Fiquei sem graça, porque o assunto era sério e o Presidente até talvez tivesse razão.
A lei que o governo queria ver aprovada era sobre a prescrição de medicamentos.
E parece que "O diploma permite que a prescrição da marca do medicamento pelo médico seja substituída pelo farmacêutico, quer por medicamento genérico, quer por outro essencialmente similar, a menos que, na receita, seja incluída a respectiva justificação técnica."

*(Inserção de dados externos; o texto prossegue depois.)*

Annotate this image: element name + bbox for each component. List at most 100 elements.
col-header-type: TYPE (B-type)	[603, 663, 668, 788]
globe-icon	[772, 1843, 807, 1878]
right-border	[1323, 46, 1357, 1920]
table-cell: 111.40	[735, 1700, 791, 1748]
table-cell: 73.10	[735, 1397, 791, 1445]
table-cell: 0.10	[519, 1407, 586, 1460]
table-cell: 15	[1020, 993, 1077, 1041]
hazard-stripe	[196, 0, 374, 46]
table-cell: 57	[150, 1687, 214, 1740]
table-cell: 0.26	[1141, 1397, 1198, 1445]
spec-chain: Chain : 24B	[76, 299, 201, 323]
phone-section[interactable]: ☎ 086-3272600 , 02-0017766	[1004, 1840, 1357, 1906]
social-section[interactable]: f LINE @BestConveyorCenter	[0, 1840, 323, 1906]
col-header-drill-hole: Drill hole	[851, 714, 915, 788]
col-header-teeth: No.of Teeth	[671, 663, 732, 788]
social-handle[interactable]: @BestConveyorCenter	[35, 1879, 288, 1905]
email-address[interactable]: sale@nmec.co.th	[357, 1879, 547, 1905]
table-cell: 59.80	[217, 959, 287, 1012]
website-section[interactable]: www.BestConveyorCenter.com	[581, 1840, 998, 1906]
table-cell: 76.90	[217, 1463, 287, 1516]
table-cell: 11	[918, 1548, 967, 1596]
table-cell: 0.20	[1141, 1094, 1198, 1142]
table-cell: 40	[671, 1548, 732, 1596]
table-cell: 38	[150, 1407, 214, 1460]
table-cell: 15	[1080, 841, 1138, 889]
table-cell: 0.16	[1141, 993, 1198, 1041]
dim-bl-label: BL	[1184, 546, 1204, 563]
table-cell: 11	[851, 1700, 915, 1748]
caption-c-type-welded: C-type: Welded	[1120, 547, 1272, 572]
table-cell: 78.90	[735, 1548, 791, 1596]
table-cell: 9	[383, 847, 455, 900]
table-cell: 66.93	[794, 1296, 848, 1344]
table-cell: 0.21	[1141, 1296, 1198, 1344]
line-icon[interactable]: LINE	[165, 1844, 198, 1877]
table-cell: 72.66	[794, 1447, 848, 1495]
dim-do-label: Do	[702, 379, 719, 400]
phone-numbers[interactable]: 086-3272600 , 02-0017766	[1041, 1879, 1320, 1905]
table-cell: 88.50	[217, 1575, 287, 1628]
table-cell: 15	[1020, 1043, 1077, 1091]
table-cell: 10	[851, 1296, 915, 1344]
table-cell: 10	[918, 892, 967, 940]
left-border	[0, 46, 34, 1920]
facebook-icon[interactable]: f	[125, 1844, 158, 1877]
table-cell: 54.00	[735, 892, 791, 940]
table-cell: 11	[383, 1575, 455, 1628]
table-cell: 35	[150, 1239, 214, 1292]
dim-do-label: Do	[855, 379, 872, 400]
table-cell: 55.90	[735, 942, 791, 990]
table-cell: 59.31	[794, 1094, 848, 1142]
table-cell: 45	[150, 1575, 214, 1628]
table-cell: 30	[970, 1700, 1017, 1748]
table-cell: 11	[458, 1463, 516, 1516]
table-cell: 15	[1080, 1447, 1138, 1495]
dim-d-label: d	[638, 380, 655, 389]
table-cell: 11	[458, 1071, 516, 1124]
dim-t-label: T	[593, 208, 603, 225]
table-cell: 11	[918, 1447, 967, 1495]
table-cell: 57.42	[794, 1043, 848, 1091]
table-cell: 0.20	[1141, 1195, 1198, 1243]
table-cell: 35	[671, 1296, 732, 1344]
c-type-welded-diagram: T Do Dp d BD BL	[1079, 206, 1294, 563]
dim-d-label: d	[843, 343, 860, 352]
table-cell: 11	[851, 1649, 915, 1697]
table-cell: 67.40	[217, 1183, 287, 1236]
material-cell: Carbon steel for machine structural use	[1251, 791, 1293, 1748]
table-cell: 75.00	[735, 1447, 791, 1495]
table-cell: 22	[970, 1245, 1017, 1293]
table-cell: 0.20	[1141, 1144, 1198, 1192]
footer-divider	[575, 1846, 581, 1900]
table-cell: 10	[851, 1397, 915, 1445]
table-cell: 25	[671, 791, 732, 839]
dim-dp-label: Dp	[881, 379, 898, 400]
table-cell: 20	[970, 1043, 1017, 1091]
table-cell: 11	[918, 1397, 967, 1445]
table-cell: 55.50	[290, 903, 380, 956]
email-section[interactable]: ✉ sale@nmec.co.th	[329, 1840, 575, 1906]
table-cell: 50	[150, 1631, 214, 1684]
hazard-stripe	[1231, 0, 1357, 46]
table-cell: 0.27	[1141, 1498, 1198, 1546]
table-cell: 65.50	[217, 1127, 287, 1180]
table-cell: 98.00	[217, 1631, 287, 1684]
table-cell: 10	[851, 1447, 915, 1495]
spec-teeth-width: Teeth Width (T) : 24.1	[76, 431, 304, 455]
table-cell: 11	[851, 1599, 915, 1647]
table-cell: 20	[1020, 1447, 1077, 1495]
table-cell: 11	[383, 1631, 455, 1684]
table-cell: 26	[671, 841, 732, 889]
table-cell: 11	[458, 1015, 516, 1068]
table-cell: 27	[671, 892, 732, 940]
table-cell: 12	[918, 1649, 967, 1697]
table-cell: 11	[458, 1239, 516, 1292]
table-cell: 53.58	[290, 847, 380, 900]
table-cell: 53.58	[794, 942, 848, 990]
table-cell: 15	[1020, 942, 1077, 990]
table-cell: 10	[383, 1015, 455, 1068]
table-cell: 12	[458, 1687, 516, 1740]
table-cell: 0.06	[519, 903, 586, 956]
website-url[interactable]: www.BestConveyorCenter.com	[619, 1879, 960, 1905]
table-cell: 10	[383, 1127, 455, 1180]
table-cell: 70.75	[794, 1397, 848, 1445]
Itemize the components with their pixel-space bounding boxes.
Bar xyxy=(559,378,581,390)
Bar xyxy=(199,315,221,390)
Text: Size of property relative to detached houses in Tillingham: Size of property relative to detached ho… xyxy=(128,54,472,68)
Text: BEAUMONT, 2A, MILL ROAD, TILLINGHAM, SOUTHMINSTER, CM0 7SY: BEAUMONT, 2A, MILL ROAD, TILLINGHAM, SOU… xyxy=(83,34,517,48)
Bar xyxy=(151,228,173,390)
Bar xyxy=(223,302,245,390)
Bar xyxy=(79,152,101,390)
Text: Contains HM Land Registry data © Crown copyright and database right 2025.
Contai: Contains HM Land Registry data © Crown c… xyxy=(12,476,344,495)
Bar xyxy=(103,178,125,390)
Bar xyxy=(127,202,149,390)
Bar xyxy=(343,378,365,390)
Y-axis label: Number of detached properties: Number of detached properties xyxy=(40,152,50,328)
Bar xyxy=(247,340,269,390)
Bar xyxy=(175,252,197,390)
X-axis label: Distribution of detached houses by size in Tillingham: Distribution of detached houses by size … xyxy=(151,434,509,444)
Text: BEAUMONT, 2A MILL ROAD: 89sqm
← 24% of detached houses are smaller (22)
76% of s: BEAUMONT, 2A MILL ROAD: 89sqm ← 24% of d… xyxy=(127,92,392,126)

Cavaco Silva considera "que não se encontram devidamente avaliados os efeitos do regime que se pretende aprovar, muito em particular sobre a insegurança provocada pela amplitude da possibilidade de alteração sistemática dos medicamentos com base na opção do utente e na disponibilidade de cada marca".
Confesso que inicialmente pensei que se devesse às palavras Essencialmente similar.
Já houveram casos de virgulas que ao néscio passaram incólumes e ao estudado muito jeito deu.
Fui informar-me dos possíveis presumíveis significados e caí no Quid Pro Quo. Já falamos disto, lembram-se?
Se existe, porque raio não se aplica?
Parece afinal, que o veto também tem a ver com a obrigatoriedade das receitas serem emitidas por via electrónica, em vez daqueles gatafunhos tão coloridos e pitorescos a que todos temos direito quando vamos ao médico.
Uma ignomínia, opróbrio, infâmia.
Haverá coalescência de interesses? Ou tudo se passará por lipotimia de Sua Exª o Presidente? Estará ele a demonstrar sua indómita vontade ou sua férrea resiliência perante os arremessos do seu impalatável pleiteador?
Vá lá Srº Presidente. Não complique como eu. É tão simples.
Já existe a tecnologia. Os pobres estão à espera. E o Srº ainda tem dúvidas?